Bir yanda son derece sert görünen bir "terörle savaş" politikası yürütürken aynı zamanda geleceğini hangi ahlaki değerler üzerine bina edeceğini tartışıyor.

Başörtüsü tartışmaları toplumun vicdanında yankı bulan bir talebin normal hayatta meşrulaşıp meşrulaşmayacağı tartışmasından bağımsız değil. İster siyasi iste toplumsal ister şahsi olsun hiçbir oluşum kendini var kılan gerekçelere bigane kalarak geleceğini inşa edemez.

Başörtüsü üzerinden yapılan tartışmalar bu ülkenin geleceğinin şekillenmesinde; tarihine, kültürüne ve kendi toplumuna yabancılaşmasını daha ne kadar sürdüreceği, kendi varoluş şartlarına daha ne kadar ayak direyeceği meselesiyle alakalıdır.

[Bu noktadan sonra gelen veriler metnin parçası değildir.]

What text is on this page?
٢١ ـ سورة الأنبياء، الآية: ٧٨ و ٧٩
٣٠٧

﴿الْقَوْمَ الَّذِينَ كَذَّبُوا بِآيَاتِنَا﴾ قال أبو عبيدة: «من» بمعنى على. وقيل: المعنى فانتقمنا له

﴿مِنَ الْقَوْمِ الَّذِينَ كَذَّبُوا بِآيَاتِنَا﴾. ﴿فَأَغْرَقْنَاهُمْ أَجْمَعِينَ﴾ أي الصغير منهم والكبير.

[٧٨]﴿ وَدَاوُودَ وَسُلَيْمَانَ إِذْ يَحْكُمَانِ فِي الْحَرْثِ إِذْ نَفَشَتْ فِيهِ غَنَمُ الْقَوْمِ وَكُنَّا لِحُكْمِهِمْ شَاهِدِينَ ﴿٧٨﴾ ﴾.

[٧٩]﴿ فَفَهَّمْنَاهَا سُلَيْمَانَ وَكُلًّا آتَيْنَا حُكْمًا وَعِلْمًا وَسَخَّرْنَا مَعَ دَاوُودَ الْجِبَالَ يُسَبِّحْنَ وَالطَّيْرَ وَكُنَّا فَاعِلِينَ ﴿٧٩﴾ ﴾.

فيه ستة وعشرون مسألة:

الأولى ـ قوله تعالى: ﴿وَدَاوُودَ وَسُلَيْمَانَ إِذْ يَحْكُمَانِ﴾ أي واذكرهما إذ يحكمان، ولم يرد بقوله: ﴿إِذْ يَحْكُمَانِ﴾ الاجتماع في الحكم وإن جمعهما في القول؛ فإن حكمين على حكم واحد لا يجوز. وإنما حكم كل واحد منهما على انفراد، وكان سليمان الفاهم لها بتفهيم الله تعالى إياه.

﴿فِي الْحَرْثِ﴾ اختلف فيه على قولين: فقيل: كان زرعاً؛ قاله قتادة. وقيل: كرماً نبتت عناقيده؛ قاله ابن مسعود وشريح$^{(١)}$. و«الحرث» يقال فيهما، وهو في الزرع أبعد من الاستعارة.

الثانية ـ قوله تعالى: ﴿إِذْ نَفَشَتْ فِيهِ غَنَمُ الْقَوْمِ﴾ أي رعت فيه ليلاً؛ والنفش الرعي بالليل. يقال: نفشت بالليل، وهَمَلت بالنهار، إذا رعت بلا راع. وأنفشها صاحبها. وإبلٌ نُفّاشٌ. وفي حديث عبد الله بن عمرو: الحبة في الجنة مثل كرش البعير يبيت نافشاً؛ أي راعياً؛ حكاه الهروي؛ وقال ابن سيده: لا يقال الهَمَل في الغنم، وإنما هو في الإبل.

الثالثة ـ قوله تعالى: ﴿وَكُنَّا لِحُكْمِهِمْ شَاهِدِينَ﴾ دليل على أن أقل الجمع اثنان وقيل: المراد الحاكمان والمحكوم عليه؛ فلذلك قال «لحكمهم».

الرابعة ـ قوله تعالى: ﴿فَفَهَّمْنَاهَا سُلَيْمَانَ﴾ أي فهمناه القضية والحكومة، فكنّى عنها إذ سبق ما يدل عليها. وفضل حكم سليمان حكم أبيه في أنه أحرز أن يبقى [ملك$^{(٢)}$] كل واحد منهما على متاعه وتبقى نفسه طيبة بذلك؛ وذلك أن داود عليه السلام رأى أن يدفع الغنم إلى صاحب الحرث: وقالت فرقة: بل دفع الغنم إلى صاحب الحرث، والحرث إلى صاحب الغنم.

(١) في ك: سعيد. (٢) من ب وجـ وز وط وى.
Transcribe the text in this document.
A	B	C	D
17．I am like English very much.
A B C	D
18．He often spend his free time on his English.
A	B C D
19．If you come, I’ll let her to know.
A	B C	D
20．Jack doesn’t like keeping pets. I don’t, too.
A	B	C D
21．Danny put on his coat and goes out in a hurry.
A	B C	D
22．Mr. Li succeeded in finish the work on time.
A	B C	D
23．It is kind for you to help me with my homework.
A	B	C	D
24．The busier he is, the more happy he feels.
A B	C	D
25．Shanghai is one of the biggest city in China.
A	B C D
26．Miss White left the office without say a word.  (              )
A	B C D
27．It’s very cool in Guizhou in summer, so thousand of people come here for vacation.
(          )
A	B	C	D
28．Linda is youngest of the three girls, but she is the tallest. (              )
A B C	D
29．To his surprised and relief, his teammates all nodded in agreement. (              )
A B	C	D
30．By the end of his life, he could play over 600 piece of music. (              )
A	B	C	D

Terörle mücadele parantezine alınarak " terörize edilen" sorun ise yine devlet aklının ülkenin zenginliğini ne kadar kuşatıp kuşatamayacağına karar vermesi gereken bir dönüm noktasına işaret etmektedir.Bu sorun, sadece kendi vatandaşı olan Kürtlerle ilişkisini ne düzeyde şekillendireceğiyle sınırlı olan bir karar vermeden ibaret olmadığı açıktır. Bölgesiyle kuracağı ilişki, kendi halkıyla kuracağı ilişki biçiminden bağımsız değil.

Bir yanda inanç, diğer tarafta dil gibi iki temel talebin çözülmesi için devletin vereceği karar, bu ülkenin geleceğini etkileyecektir. Bu nedenle atılan her adım geri dönüşü olmayan bir karar olabilir.